The second equation will be graphed with the y-intercept at (0, -3). The slope says to go four units to the right and one unit up and you land on the point (4, -2). When you draw this line it will be solid. Substitute (0, 0) into the original inequality. A false statement is produced, so you shade down and to the right (the region without the point (0, 0)).

After you have shaded the correct regions, you will notice that there is no cross-shading. One region is shaded up and to the left and the other is shaded down and to the right. No points are common to both inequalities.

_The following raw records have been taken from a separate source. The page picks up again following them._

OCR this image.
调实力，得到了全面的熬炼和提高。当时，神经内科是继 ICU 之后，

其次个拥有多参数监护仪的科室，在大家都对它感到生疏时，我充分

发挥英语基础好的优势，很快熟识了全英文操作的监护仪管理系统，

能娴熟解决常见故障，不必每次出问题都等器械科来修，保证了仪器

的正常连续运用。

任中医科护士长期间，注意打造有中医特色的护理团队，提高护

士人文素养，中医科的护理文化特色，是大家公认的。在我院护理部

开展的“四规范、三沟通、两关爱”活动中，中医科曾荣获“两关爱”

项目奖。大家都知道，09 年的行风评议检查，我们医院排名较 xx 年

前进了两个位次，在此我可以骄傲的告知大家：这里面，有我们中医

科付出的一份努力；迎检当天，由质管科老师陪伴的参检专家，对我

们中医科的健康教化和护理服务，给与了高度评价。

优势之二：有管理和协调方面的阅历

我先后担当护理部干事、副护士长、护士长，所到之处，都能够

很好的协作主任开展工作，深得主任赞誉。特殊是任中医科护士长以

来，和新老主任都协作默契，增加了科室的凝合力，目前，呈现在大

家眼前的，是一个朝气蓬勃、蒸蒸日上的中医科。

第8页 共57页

Problem No. 25 – Graph the system of inequalities below.

y > x y ≤ 3

y = x y = 3 Graph the equality first.

m = 1/1, b = 0 (0, 0) (0, 3)

The first equation will be graphed with the y-intercept at (0, 0). The slope says to one unit to the right and one unit up and you land on the point (1,1). You will notice when you connect the two points and extend the line it will run through the middle of quadrants 1 & 3. You can’t substitute (0, 0) into the original inequality, because the line runs through that point.

So substitute the point (0, 1) into the original inequality. A true statement is produced, so you shade up and to the right of the broken line you just drew.

The second equation will be graphed with a point at (0, 3). A solid horizontal line is drawn through this point. Substitute (0, 0) into the original inequality and true statement is produced, so you shade down from the horizontal line you just drew.

The intersection of the two inequalities is down from the horizontal line and to the left of the first inequality.